14-years on the force calling Lodi home, Officer Urrea didn’t hesitate for a second, and that made all the difference.
Lodi Officer Erica Urrea is being hailed a hero and rightfully so. Body cam footage uploaded and shared by the Lodi, California police department shows the decisive moment Urrea saved an elderly man in a wheelchair earlier yesterday (Aug 12, 2020,) his wheels stuck on the rails as a fast approaching train was headed towards him.
Check out the video for yourself below.
According to the video description, Urrea was out patrolling this area of town on Lodi Ave. early in the morning when she spotted the 66-year-old man stuck on the train tracks.
Not able to pull the wheelchair from its stuck location, Urrea did the next best thing and lifted the man from the chair.
It was so close that as she was lifting the man, the train hit the man’s legs bad enough to warrent a trip to the hospital.
Lodi police went on to say,
“We are extremely proud of Officer Erika Urrea and her heroism.“
Often I conjecture that if it wasn’t for someone’s quickness, things could’ve turned out differently, and in this case that’s 100 percent the truth. I don’t have to go into details of the physics involved with a multi-ton train and a person.
And can you imagine the relief the train conductor felt, knowing that the life he would potentially change for the worse ended up OK?
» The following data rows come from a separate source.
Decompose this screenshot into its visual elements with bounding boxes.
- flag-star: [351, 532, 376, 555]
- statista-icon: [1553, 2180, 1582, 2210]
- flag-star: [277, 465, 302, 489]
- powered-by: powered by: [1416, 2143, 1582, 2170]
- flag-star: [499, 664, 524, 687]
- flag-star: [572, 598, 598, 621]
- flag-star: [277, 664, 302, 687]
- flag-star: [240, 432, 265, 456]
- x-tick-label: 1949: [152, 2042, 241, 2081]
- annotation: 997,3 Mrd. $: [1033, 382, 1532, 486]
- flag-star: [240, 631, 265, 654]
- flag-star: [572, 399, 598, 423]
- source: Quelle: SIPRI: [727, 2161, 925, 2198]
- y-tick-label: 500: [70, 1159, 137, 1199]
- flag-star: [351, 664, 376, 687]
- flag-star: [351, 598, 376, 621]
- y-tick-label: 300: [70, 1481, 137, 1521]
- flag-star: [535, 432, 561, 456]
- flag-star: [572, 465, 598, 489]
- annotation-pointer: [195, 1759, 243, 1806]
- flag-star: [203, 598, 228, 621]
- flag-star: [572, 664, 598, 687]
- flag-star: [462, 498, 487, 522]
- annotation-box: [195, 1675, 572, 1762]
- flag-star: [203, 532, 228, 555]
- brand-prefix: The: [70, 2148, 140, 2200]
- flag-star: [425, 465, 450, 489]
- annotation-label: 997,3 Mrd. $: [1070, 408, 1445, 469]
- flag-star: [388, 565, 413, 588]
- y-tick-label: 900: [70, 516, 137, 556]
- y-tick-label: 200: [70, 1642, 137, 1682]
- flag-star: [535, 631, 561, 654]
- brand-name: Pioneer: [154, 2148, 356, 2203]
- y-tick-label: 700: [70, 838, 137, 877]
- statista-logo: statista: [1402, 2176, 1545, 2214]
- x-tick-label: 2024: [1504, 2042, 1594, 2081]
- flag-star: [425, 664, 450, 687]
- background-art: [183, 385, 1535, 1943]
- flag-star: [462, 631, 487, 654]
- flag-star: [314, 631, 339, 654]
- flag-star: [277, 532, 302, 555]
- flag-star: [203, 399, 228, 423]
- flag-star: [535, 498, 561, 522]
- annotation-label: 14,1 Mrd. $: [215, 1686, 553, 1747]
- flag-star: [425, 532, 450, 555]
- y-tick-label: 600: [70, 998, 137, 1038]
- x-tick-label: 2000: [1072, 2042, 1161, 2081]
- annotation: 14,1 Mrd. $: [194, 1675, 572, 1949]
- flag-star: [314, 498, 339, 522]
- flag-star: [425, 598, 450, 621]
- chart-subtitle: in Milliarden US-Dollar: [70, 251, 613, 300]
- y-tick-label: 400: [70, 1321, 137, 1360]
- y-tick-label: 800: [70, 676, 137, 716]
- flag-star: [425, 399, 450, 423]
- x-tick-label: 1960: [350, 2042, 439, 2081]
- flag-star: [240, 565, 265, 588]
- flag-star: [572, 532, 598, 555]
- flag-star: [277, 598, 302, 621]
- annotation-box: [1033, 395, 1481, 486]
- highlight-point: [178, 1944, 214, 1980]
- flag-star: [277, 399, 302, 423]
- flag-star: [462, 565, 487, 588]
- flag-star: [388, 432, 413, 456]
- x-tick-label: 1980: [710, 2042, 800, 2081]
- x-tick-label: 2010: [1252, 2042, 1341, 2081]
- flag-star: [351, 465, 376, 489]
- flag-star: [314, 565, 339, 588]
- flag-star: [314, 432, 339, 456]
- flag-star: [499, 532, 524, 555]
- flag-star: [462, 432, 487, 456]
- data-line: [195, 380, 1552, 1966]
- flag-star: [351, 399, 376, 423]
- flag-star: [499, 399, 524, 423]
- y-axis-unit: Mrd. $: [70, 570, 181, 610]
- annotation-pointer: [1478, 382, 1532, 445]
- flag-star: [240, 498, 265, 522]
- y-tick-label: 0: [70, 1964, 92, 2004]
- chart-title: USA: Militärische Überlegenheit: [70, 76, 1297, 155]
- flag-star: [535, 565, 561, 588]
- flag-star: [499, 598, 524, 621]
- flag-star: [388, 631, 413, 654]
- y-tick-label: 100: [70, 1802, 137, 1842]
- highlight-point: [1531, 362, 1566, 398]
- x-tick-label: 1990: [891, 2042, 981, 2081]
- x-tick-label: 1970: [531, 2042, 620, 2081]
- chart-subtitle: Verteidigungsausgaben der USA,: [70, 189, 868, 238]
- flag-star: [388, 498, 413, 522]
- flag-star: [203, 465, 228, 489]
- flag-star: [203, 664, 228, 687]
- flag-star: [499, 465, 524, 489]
When Lodi News reached out to Officer Urrea for comment, no comment was given. As this happened literally hours before, that’s understandable.
Lodi News goes on to enumerate a laundry list of times Officer Urrea went above and beyond including performing CPR on another elderly man involved in a collision with a bus just last week and for her hard work in a particularly violent stabbing incident four years ago.
LN also mentions a grim incident on this exact location from July when a man near the train tracks was unfortunately hit by a train, succumbing to his injuries.
Here’s the crossing on Google Maps. With a gap only so small to allow a train wheel enough room to maneuver but large enough to get pedestrians in wheelchairs stuck, these crossings are not wheelchair friendly.
Perhaps this should be a powerful impetus for the city of Lodi to come up with a permanent solution to make this area wheelchair-safe.